Evidence that the [3H]thymidine-induced adaptive response of human lymphocytes to subsequent doses of X-rays involves the induction of a chromosomal repair mechanism

Abstract
When human lymphocytes are treated with [3H]thymidine ([3H]dThd), the observed number of chromosomal aberrations induced by [3H]dThd and subsequent doses of X-rays is less than the number induced by X-rays alone. Experiments in which cells were examined at various times after exposure to the X-rays showed that this phenomenon, termed an adaptive response to the endogenous radiation from tritium, is not an artefact caused by radiation-induced mitotic delays, which could result in the sampling of metaphase cells that were irradiated in different parts of the G2 phase of the cell cycle, where sensitivity to X-rays changes dramatically. Reconstruction experiments in which labelled female cells were co-cultured with unlabelled male cells now show that labelled and unlabelled cells progress to metaphase equally, and therefore that the adaptive response is not the result of selection against a radiosensitive population of cells that have incorporated [3H]dThd.

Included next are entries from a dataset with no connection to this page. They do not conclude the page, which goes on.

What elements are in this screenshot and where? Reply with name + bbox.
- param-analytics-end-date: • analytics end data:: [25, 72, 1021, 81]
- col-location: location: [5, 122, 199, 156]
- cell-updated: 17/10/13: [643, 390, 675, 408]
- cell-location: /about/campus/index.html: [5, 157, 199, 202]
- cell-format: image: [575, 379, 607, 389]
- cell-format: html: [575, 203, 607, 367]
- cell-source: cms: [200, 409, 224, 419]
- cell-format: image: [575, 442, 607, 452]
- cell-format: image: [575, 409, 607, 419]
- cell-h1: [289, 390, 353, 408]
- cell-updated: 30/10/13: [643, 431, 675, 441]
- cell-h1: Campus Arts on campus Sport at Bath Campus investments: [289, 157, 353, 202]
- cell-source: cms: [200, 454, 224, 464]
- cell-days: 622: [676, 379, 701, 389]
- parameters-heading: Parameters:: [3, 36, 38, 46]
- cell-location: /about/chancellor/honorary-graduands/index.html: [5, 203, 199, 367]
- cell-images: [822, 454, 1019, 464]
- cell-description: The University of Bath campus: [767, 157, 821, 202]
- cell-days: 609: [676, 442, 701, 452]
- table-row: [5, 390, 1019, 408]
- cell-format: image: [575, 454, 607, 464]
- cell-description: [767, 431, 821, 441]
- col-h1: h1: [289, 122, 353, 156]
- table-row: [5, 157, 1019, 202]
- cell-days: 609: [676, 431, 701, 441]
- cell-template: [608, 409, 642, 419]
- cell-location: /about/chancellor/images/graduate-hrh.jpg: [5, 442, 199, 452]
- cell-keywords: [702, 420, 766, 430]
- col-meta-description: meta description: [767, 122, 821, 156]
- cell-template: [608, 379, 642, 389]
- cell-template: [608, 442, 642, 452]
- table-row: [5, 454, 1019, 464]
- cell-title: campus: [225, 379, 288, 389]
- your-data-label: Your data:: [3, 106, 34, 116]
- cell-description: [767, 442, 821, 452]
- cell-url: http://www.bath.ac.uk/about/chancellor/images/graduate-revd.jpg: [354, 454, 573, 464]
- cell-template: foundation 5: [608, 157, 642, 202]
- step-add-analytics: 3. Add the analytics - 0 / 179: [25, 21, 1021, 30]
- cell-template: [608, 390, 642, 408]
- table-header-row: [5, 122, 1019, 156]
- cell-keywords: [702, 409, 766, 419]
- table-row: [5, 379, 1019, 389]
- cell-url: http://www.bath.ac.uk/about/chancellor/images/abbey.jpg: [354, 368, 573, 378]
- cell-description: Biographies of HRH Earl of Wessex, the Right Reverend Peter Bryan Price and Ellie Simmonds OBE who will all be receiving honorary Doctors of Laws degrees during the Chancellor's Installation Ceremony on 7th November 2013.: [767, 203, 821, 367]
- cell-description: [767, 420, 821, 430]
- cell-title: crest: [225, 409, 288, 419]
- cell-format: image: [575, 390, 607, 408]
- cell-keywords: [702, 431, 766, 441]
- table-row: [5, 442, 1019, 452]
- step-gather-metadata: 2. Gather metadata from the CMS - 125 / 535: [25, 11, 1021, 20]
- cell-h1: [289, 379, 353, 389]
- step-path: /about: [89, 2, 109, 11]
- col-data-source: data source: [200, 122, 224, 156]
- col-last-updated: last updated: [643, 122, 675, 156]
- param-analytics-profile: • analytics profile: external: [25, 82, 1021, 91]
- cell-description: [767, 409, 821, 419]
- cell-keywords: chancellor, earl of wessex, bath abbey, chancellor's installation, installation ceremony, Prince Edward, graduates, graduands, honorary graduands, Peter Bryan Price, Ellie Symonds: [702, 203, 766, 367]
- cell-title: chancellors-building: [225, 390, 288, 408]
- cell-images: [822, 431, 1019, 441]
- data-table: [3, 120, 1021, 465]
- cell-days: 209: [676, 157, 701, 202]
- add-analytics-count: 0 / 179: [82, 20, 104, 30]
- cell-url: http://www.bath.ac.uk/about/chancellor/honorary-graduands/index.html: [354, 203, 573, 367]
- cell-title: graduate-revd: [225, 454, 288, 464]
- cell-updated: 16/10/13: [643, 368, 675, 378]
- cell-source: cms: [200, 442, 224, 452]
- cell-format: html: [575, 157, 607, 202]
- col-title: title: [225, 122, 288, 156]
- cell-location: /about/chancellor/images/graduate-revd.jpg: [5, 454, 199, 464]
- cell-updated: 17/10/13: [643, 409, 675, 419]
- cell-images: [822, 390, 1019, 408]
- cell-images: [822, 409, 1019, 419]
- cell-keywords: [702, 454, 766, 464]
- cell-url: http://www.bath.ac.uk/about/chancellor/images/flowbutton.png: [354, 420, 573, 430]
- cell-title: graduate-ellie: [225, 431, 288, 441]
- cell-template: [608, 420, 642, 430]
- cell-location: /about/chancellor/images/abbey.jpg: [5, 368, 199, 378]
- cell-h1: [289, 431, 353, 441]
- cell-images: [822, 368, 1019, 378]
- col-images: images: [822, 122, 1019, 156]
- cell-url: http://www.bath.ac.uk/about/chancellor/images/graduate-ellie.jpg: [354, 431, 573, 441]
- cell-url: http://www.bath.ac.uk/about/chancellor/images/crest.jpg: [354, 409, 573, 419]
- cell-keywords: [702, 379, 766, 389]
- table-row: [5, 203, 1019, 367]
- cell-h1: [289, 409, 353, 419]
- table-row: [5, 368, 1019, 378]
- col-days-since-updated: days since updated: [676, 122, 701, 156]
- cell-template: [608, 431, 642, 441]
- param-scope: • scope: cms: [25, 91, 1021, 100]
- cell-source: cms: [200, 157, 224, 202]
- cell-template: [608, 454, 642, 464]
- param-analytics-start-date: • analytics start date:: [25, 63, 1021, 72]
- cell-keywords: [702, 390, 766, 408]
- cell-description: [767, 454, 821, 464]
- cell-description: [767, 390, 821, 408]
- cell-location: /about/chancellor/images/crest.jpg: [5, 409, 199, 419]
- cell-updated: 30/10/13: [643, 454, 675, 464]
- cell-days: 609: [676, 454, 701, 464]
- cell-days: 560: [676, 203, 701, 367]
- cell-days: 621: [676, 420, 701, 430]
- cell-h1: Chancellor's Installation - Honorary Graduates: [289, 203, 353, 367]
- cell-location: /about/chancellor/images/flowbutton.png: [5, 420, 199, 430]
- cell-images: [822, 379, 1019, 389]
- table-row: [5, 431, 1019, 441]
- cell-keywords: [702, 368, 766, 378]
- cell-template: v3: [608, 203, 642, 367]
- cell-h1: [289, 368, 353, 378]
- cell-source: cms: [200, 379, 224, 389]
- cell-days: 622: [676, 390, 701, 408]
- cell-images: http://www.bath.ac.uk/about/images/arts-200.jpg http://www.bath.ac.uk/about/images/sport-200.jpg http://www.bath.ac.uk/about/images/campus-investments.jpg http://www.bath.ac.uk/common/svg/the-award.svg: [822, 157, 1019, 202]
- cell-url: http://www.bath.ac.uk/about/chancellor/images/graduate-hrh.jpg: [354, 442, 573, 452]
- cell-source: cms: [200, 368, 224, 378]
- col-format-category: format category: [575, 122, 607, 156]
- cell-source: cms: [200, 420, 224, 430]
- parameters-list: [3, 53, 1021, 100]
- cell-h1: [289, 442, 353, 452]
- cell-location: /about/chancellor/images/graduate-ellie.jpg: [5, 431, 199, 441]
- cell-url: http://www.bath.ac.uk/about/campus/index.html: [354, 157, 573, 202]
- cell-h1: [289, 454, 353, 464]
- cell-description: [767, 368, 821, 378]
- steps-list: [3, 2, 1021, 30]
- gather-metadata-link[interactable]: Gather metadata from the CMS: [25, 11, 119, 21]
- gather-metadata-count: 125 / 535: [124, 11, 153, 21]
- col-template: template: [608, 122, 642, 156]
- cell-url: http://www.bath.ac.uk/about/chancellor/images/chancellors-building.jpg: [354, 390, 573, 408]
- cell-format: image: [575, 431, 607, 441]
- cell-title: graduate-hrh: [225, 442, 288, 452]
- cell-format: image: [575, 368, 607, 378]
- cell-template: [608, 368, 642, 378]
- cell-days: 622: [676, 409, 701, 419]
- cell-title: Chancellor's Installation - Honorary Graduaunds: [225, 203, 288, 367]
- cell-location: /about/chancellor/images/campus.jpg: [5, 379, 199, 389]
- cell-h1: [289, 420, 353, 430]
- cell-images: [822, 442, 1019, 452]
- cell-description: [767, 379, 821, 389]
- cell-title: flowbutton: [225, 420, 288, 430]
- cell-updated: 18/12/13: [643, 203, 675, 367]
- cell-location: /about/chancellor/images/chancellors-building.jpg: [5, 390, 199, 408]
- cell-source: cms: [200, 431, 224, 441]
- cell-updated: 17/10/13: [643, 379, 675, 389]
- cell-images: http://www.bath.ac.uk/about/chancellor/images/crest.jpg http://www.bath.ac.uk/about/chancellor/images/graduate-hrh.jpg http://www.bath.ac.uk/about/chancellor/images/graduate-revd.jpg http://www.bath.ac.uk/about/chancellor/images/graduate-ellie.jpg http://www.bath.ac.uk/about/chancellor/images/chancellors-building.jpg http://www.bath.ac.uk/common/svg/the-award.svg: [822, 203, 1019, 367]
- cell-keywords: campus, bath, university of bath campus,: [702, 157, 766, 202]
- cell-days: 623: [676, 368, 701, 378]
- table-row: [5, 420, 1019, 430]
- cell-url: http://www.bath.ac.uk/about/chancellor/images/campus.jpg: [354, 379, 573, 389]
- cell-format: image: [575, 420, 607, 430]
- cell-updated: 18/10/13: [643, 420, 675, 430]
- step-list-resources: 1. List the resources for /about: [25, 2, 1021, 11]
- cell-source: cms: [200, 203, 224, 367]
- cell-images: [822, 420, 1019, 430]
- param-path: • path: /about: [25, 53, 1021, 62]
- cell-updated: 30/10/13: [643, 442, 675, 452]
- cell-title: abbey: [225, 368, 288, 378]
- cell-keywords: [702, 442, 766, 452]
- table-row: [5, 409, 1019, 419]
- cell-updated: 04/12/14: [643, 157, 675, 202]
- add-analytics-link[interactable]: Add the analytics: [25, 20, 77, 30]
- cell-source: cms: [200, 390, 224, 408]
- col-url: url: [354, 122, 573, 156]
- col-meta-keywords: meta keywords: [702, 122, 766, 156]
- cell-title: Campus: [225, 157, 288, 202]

Measurements of chromosomal aberrations induced in the labelled female cells and unlabelled male cells that had been co-cultured show that the adaptive response is restricted to those cells exposed to radiation from the incorporation of [3H]dThd and that diffusible factors are not involved. The results are consistent with the proposal that this adaptive response is the result of the induction of a hitherto unknown chromosomal repair mechanism. It has now been found that this repair mechanism is induced at levels of radiation from [3H]dThd that in themselves are too low to induce any discernible chromosomal aberrations and that its activity is dependent on the enzyme poly(ADP-ribose) polymerase, because 3-aminobenzamide, an inhibitor of poly(ADP-ribosyl)ation, prevents the adaptive response.